PROSEGUE ITACA 2 – LA GRANDE OPERAZIONE DI RIENTRO DEI MATERIALI ITALIANI DALL’AFGANISTAN


Itaca2: coinvolto anche il sesto reggimento di manovra dela Folgore
L’Unità sarà impiegata fino ad Agosto 2014 quale Battaglione Logistico di Manovra, inquadrato nella Task Force ITALFOR, presso la base di Herat.

HERAT- Il poderoso sforzo logistico di rientro dei materiali italiani accumulati in 10 anni di permanenza, continua senza interruzioni e – a giuducare dalle poche notizie- senza problemi insormontabili.
Si tratta delle più grande operazioni di trasferimento di materiali che le forze armate italiane hanno sostenuto dalla fine della seconda guerra mondiale. 17 chilometri lineari di automezzi, elicotteri e apparecchiature sono giornalemnte “impacchettate” e stivate nella pancia degli enormi aerei russi Ilyushin e Antonov oppure caricati a bordo dei C130j della aeronautica italiana.
Destinazione Dubai, da dove saranno imbarcati sulle navi destinate in Italia. Facile a descriverlo, assai più complicato gestire la classificazione ( i “packing list” in linguaggio tecnico,ndr), lo smonmtaggio, lo stivaggio e l’imbarco. Ci vuole gente che lo sappia fare, altrimenti il materiale ariva a destinazione tritato. Parola di operatore della logistica internazionale specializzato in nazioni “calde”. Sono gli uomini del COI a sovraintendere le operaizone dei “logistici”, e lo sanno fare bene, forti di dieci anni di esperienza e di una imponente casistica di problemio risolti. “Problem solver” è la parola chiave di ognuno degli addetti, dal caporale sino al generale, impegnati nel rientro.

Il “grande trasloco” -spiega il colonnello Giuseppe Lucarelli, attuale responsabile della componente logistica, forte di duecento uomini- ha utilizzato ,sinora, 650 aerei e 15 navi e sianmo a circa due terzi del lavoro fatto.

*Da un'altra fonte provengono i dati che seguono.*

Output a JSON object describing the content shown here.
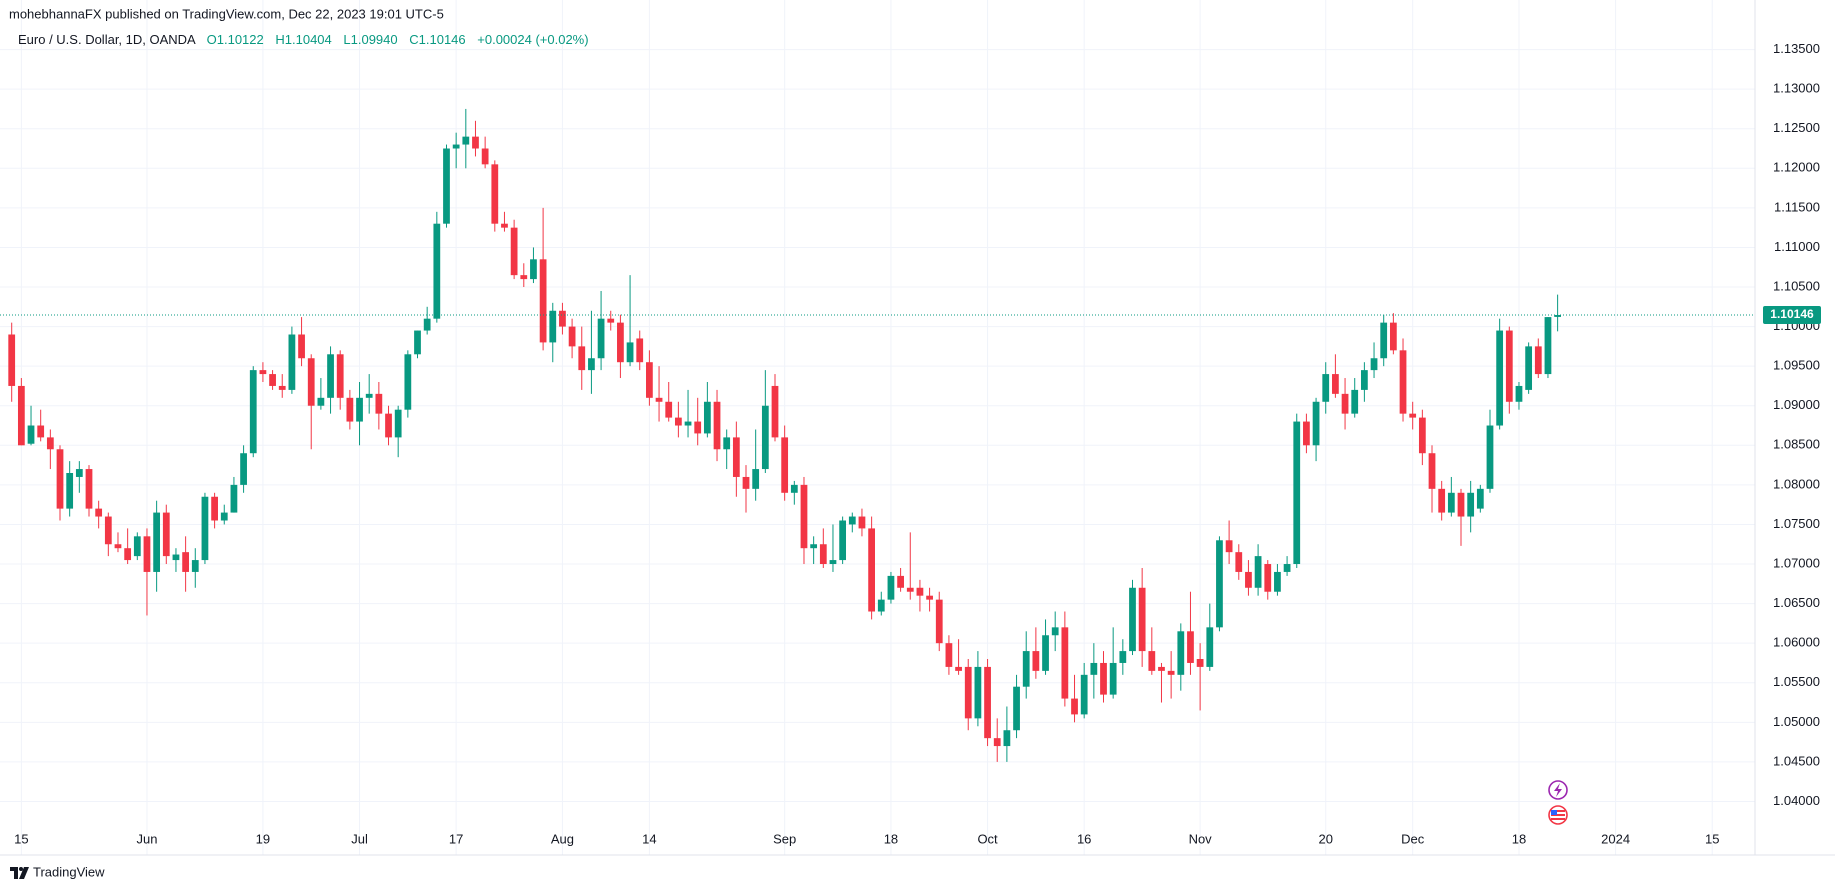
{
  "header": {
    "published": "mohebhannaFX published on TradingView.com, Dec 22, 2023 19:01 UTC-5"
  },
  "footer": {
    "brand": "TradingView"
  },
  "chart_data": {
    "type": "candlestick",
    "title": "Euro / U.S. Dollar, 1D, OANDA",
    "ohlc_legend": [
      "O1.10122",
      "H1.10404",
      "L1.09940",
      "C1.10146",
      "+0.00024 (+0.02%)"
    ],
    "up_color": "#089981",
    "down_color": "#f23645",
    "last_price": 1.10146,
    "grid": true,
    "ylim": [
      1.0369,
      1.14
    ],
    "yticks": [
      {
        "value": 1.04,
        "label": "1.04000"
      },
      {
        "value": 1.045,
        "label": "1.04500"
      },
      {
        "value": 1.05,
        "label": "1.05000"
      },
      {
        "value": 1.055,
        "label": "1.05500"
      },
      {
        "value": 1.06,
        "label": "1.06000"
      },
      {
        "value": 1.065,
        "label": "1.06500"
      },
      {
        "value": 1.07,
        "label": "1.07000"
      },
      {
        "value": 1.075,
        "label": "1.07500"
      },
      {
        "value": 1.08,
        "label": "1.08000"
      },
      {
        "value": 1.085,
        "label": "1.08500"
      },
      {
        "value": 1.09,
        "label": "1.09000"
      },
      {
        "value": 1.095,
        "label": "1.09500"
      },
      {
        "value": 1.1,
        "label": "1.10000"
      },
      {
        "value": 1.105,
        "label": "1.10500"
      },
      {
        "value": 1.11,
        "label": "1.11000"
      },
      {
        "value": 1.115,
        "label": "1.11500"
      },
      {
        "value": 1.12,
        "label": "1.12000"
      },
      {
        "value": 1.125,
        "label": "1.12500"
      },
      {
        "value": 1.13,
        "label": "1.13000"
      },
      {
        "value": 1.135,
        "label": "1.13500"
      }
    ],
    "categories": [
      null,
      "15",
      null,
      null,
      null,
      null,
      null,
      null,
      null,
      null,
      null,
      null,
      null,
      null,
      "Jun",
      null,
      null,
      null,
      null,
      null,
      null,
      null,
      null,
      null,
      null,
      null,
      "19",
      null,
      null,
      null,
      null,
      null,
      null,
      null,
      null,
      null,
      "Jul",
      null,
      null,
      null,
      null,
      null,
      null,
      null,
      null,
      null,
      "17",
      null,
      null,
      null,
      null,
      null,
      null,
      null,
      null,
      null,
      null,
      "Aug",
      null,
      null,
      null,
      null,
      null,
      null,
      null,
      null,
      "14",
      null,
      null,
      null,
      null,
      null,
      null,
      null,
      null,
      null,
      null,
      null,
      null,
      null,
      "Sep",
      null,
      null,
      null,
      null,
      null,
      null,
      null,
      null,
      null,
      null,
      "18",
      null,
      null,
      null,
      null,
      null,
      null,
      null,
      null,
      null,
      "Oct",
      null,
      null,
      null,
      null,
      null,
      null,
      null,
      null,
      null,
      "16",
      null,
      null,
      null,
      null,
      null,
      null,
      null,
      null,
      null,
      null,
      null,
      "Nov",
      null,
      null,
      null,
      null,
      null,
      null,
      null,
      null,
      null,
      null,
      null,
      null,
      "20",
      null,
      null,
      null,
      null,
      null,
      null,
      null,
      null,
      "Dec",
      null,
      null,
      null,
      null,
      null,
      null,
      null,
      null,
      null,
      null,
      "18",
      null,
      null,
      null,
      null,
      null,
      null,
      null,
      null,
      null,
      "2024",
      null,
      null,
      null,
      null,
      null,
      null,
      null,
      null,
      null,
      "15"
    ],
    "candles": [
      [
        1.099,
        1.1005,
        1.0905,
        1.0925
      ],
      [
        1.0925,
        1.0935,
        1.085,
        1.085
      ],
      [
        1.0852,
        1.09,
        1.085,
        1.0875
      ],
      [
        1.0875,
        1.0895,
        1.0855,
        1.086
      ],
      [
        1.086,
        1.087,
        1.082,
        1.0845
      ],
      [
        1.0845,
        1.085,
        1.0755,
        1.077
      ],
      [
        1.077,
        1.083,
        1.076,
        1.0815
      ],
      [
        1.081,
        1.083,
        1.079,
        1.082
      ],
      [
        1.082,
        1.0825,
        1.076,
        1.077
      ],
      [
        1.077,
        1.078,
        1.0745,
        1.076
      ],
      [
        1.076,
        1.0765,
        1.071,
        1.0725
      ],
      [
        1.0725,
        1.074,
        1.0715,
        1.072
      ],
      [
        1.072,
        1.0745,
        1.07,
        1.0705
      ],
      [
        1.071,
        1.074,
        1.0705,
        1.0735
      ],
      [
        1.0735,
        1.0745,
        1.0635,
        1.069
      ],
      [
        1.069,
        1.078,
        1.0665,
        1.0765
      ],
      [
        1.0765,
        1.0775,
        1.07,
        1.071
      ],
      [
        1.0705,
        1.072,
        1.069,
        1.0712
      ],
      [
        1.0715,
        1.0735,
        1.0665,
        1.069
      ],
      [
        1.069,
        1.072,
        1.067,
        1.0705
      ],
      [
        1.0705,
        1.079,
        1.07,
        1.0785
      ],
      [
        1.0785,
        1.079,
        1.0745,
        1.0755
      ],
      [
        1.0755,
        1.0775,
        1.075,
        1.0765
      ],
      [
        1.0765,
        1.081,
        1.0765,
        1.08
      ],
      [
        1.08,
        1.085,
        1.079,
        1.084
      ],
      [
        1.084,
        1.095,
        1.0835,
        1.0945
      ],
      [
        1.0945,
        1.0955,
        1.093,
        1.094
      ],
      [
        1.094,
        1.0945,
        1.092,
        1.0925
      ],
      [
        1.0925,
        1.094,
        1.091,
        1.092
      ],
      [
        1.092,
        1.1,
        1.0915,
        1.099
      ],
      [
        1.099,
        1.1012,
        1.095,
        1.096
      ],
      [
        1.096,
        1.0965,
        1.0845,
        1.09
      ],
      [
        1.09,
        1.0935,
        1.0895,
        1.091
      ],
      [
        1.091,
        1.0975,
        1.089,
        1.0965
      ],
      [
        1.0965,
        1.097,
        1.0895,
        1.091
      ],
      [
        1.091,
        1.092,
        1.087,
        1.088
      ],
      [
        1.088,
        1.093,
        1.085,
        1.091
      ],
      [
        1.091,
        1.094,
        1.089,
        1.0915
      ],
      [
        1.0915,
        1.093,
        1.087,
        1.089
      ],
      [
        1.089,
        1.09,
        1.085,
        1.086
      ],
      [
        1.086,
        1.09,
        1.0835,
        1.0895
      ],
      [
        1.0895,
        1.097,
        1.0885,
        1.0965
      ],
      [
        1.0965,
        1.0995,
        1.096,
        1.0995
      ],
      [
        1.0995,
        1.1025,
        1.099,
        1.101
      ],
      [
        1.101,
        1.1145,
        1.1005,
        1.113
      ],
      [
        1.113,
        1.123,
        1.1125,
        1.1225
      ],
      [
        1.1225,
        1.1245,
        1.12,
        1.123
      ],
      [
        1.123,
        1.1275,
        1.12,
        1.124
      ],
      [
        1.124,
        1.126,
        1.1215,
        1.1225
      ],
      [
        1.1225,
        1.124,
        1.12,
        1.1205
      ],
      [
        1.1205,
        1.121,
        1.112,
        1.113
      ],
      [
        1.113,
        1.1145,
        1.112,
        1.1125
      ],
      [
        1.1125,
        1.1135,
        1.106,
        1.1065
      ],
      [
        1.1065,
        1.108,
        1.105,
        1.106
      ],
      [
        1.106,
        1.11,
        1.1055,
        1.1085
      ],
      [
        1.1085,
        1.115,
        1.097,
        1.098
      ],
      [
        1.098,
        1.103,
        1.0955,
        1.102
      ],
      [
        1.102,
        1.103,
        1.099,
        1.1
      ],
      [
        1.1,
        1.101,
        1.096,
        1.0975
      ],
      [
        1.0975,
        1.1,
        1.092,
        1.0945
      ],
      [
        1.0945,
        1.102,
        1.0915,
        1.096
      ],
      [
        1.096,
        1.1045,
        1.0945,
        1.101
      ],
      [
        1.101,
        1.102,
        1.0995,
        1.1005
      ],
      [
        1.1005,
        1.1015,
        1.0935,
        1.0955
      ],
      [
        1.0955,
        1.1065,
        1.095,
        1.098
      ],
      [
        1.0985,
        1.0995,
        1.0945,
        1.0955
      ],
      [
        1.0955,
        1.097,
        1.09,
        1.091
      ],
      [
        1.091,
        1.095,
        1.088,
        1.0905
      ],
      [
        1.0905,
        1.093,
        1.088,
        1.0885
      ],
      [
        1.0885,
        1.0905,
        1.086,
        1.0875
      ],
      [
        1.0875,
        1.092,
        1.086,
        1.088
      ],
      [
        1.088,
        1.091,
        1.085,
        1.0865
      ],
      [
        1.0865,
        1.093,
        1.086,
        1.0905
      ],
      [
        1.0905,
        1.092,
        1.083,
        1.0845
      ],
      [
        1.0845,
        1.087,
        1.082,
        1.086
      ],
      [
        1.086,
        1.088,
        1.0785,
        1.081
      ],
      [
        1.081,
        1.0825,
        1.0765,
        1.0795
      ],
      [
        1.0795,
        1.087,
        1.078,
        1.082
      ],
      [
        1.082,
        1.0945,
        1.0815,
        1.09
      ],
      [
        1.0925,
        1.094,
        1.0855,
        1.086
      ],
      [
        1.086,
        1.0875,
        1.078,
        1.079
      ],
      [
        1.079,
        1.0805,
        1.0775,
        1.08
      ],
      [
        1.08,
        1.081,
        1.07,
        1.072
      ],
      [
        1.072,
        1.0735,
        1.07,
        1.0725
      ],
      [
        1.0725,
        1.0745,
        1.0695,
        1.07
      ],
      [
        1.07,
        1.075,
        1.069,
        1.0705
      ],
      [
        1.0705,
        1.076,
        1.07,
        1.0755
      ],
      [
        1.075,
        1.0765,
        1.074,
        1.076
      ],
      [
        1.076,
        1.077,
        1.0735,
        1.0745
      ],
      [
        1.0745,
        1.076,
        1.063,
        1.064
      ],
      [
        1.064,
        1.0665,
        1.0635,
        1.0655
      ],
      [
        1.0655,
        1.069,
        1.065,
        1.0685
      ],
      [
        1.0685,
        1.0695,
        1.0665,
        1.067
      ],
      [
        1.067,
        1.074,
        1.0655,
        1.0665
      ],
      [
        1.067,
        1.068,
        1.064,
        1.066
      ],
      [
        1.066,
        1.067,
        1.064,
        1.0655
      ],
      [
        1.0655,
        1.0665,
        1.059,
        1.06
      ],
      [
        1.06,
        1.061,
        1.056,
        1.057
      ],
      [
        1.057,
        1.0605,
        1.056,
        1.0565
      ],
      [
        1.057,
        1.058,
        1.049,
        1.0505
      ],
      [
        1.0505,
        1.059,
        1.0495,
        1.057
      ],
      [
        1.057,
        1.058,
        1.047,
        1.048
      ],
      [
        1.048,
        1.0505,
        1.045,
        1.047
      ],
      [
        1.047,
        1.052,
        1.045,
        1.049
      ],
      [
        1.049,
        1.056,
        1.048,
        1.0545
      ],
      [
        1.0545,
        1.0615,
        1.053,
        1.059
      ],
      [
        1.059,
        1.062,
        1.0555,
        1.0565
      ],
      [
        1.0565,
        1.063,
        1.056,
        1.061
      ],
      [
        1.061,
        1.064,
        1.059,
        1.062
      ],
      [
        1.062,
        1.064,
        1.052,
        1.053
      ],
      [
        1.053,
        1.056,
        1.05,
        1.051
      ],
      [
        1.051,
        1.0575,
        1.0505,
        1.056
      ],
      [
        1.056,
        1.06,
        1.053,
        1.0575
      ],
      [
        1.0575,
        1.059,
        1.0525,
        1.0535
      ],
      [
        1.0535,
        1.062,
        1.053,
        1.0575
      ],
      [
        1.0575,
        1.0605,
        1.056,
        1.059
      ],
      [
        1.059,
        1.068,
        1.0585,
        1.067
      ],
      [
        1.067,
        1.0695,
        1.057,
        1.059
      ],
      [
        1.059,
        1.062,
        1.056,
        1.0565
      ],
      [
        1.057,
        1.0575,
        1.0525,
        1.0565
      ],
      [
        1.0565,
        1.059,
        1.053,
        1.056
      ],
      [
        1.056,
        1.0625,
        1.054,
        1.0615
      ],
      [
        1.0615,
        1.0665,
        1.056,
        1.0575
      ],
      [
        1.058,
        1.06,
        1.0515,
        1.057
      ],
      [
        1.057,
        1.065,
        1.0565,
        1.062
      ],
      [
        1.062,
        1.0735,
        1.0615,
        1.073
      ],
      [
        1.073,
        1.0755,
        1.07,
        1.0715
      ],
      [
        1.0715,
        1.0725,
        1.068,
        1.069
      ],
      [
        1.069,
        1.0705,
        1.066,
        1.067
      ],
      [
        1.067,
        1.0725,
        1.066,
        1.071
      ],
      [
        1.07,
        1.0705,
        1.0655,
        1.0665
      ],
      [
        1.0665,
        1.07,
        1.066,
        1.069
      ],
      [
        1.069,
        1.071,
        1.0685,
        1.07
      ],
      [
        1.07,
        1.089,
        1.0695,
        1.088
      ],
      [
        1.088,
        1.089,
        1.084,
        1.085
      ],
      [
        1.085,
        1.091,
        1.083,
        1.0905
      ],
      [
        1.0905,
        1.0955,
        1.089,
        1.094
      ],
      [
        1.094,
        1.0965,
        1.091,
        1.0915
      ],
      [
        1.0915,
        1.0935,
        1.087,
        1.089
      ],
      [
        1.089,
        1.0935,
        1.0885,
        1.092
      ],
      [
        1.092,
        1.0955,
        1.0905,
        1.0945
      ],
      [
        1.0945,
        1.098,
        1.0935,
        1.096
      ],
      [
        1.096,
        1.1015,
        1.095,
        1.1005
      ],
      [
        1.1005,
        1.1017,
        1.0965,
        1.097
      ],
      [
        1.097,
        1.0985,
        1.088,
        1.089
      ],
      [
        1.089,
        1.0905,
        1.087,
        1.0885
      ],
      [
        1.0885,
        1.0895,
        1.0825,
        1.084
      ],
      [
        1.084,
        1.085,
        1.0765,
        1.0795
      ],
      [
        1.0795,
        1.0805,
        1.0755,
        1.0765
      ],
      [
        1.0765,
        1.081,
        1.076,
        1.079
      ],
      [
        1.079,
        1.0795,
        1.0723,
        1.076
      ],
      [
        1.076,
        1.0805,
        1.074,
        1.079
      ],
      [
        1.077,
        1.08,
        1.0765,
        1.0795
      ],
      [
        1.0795,
        1.0895,
        1.079,
        1.0875
      ],
      [
        1.0875,
        1.101,
        1.087,
        1.0995
      ],
      [
        1.0995,
        1.1,
        1.089,
        1.0905
      ],
      [
        1.0905,
        1.093,
        1.0895,
        1.0925
      ],
      [
        1.092,
        1.098,
        1.0915,
        1.0975
      ],
      [
        1.0975,
        1.0985,
        1.0935,
        1.094
      ],
      [
        1.094,
        1.1012,
        1.0935,
        1.1012
      ],
      [
        1.10122,
        1.10404,
        1.0994,
        1.10146
      ],
      null,
      null,
      null,
      null,
      null,
      null,
      null,
      null,
      null,
      null,
      null,
      null,
      null,
      null,
      null,
      null
    ]
  }
}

Nulla viaggia via terra considerata le difficoltà che si potrebbero incontrare attraversando altri Paesi, nonsotante qualche apertutra del Kazhakistan e della Russia.

AD HERAT RESTERANNO OLTRE TRENTA MILIONI DI EURO DI MATERIALE
Il «valore» complessivo della base da consegnare agli afghani, è calcolato in trenta milioni di euro. Non tutti sono recuperabili anche operando sul mercato dell’usato al di là di possibili donazioni dell’Italia alle autorità locali. Gli arredi vanno abbandonati in considerazione degli alti costi di trasporto che supererebbero il valore dei beni. Resta una sola riserva. Se l’impegno dell’Italia dovesse prolungarsi, occorre lasciare inalterato almeno il venti per cento della struttura.

IL GENERALE SCOPIGNO SODDISFATTO DEI RISULTATI NELL’ADDESTRAMENTO DELL’ANA
«Chiudiamo in maniera più che soddisfacente» è l’analisi del generale Manlio Scopigno, comandante della Brigata Sassari. «Dovevamo fare in modo che gli afghani fossero in grado di gestire la sicurezza. Osserviamo che ci riescono sempre di più. La nostra forza, ad eccezione di alcuni reparti con ruolo di istruttori a Shindand è ormai concentrata nella base di Herat. Con gli assetti rimasti siamo ancora in grado di dare un supporto. Ma le forze afghane si giocano tutto e lo sanno». ù

RISULTATI QUASI NULLI ECONOMICI PER LE AZIENDE ITALIANE
A parte 1500 tonnellate di marmo afgano importate da un coraggioso operatore italiano, trasportate da Mondial Express da Chest El Sharif sino a Vicenza, c’è assai poco di più.

Manca a bilancio qualche dividendo consistente per il sistema Italia, al di là di un clima giudicato «favorevole» per il nostro Paese.

Osserva l’ambasciatore italiano a Kabul, Luciano Pezzotti: «Non è certamente per ottenere ritorni economici che siamo venuti. Non mi sembra che altri abbiano penetrato il mercato se si escludono cinesi e indiani che investono oggi per trarre vantaggi tra qualche decennio. Ma in un contesto di maggiore sicurezza potremo prima o poi godere del grosso credito accumulato. Aiutiamo gli afghani in molte maniere, anche finanziando la partecipazione all’Expo di Milano che aprirà loro una finestra sul mondo». Sperando, va da sé, che impastati come sono da endemica corruzione, cerchino spazi commerciali e non ulteriori «ispirazioni».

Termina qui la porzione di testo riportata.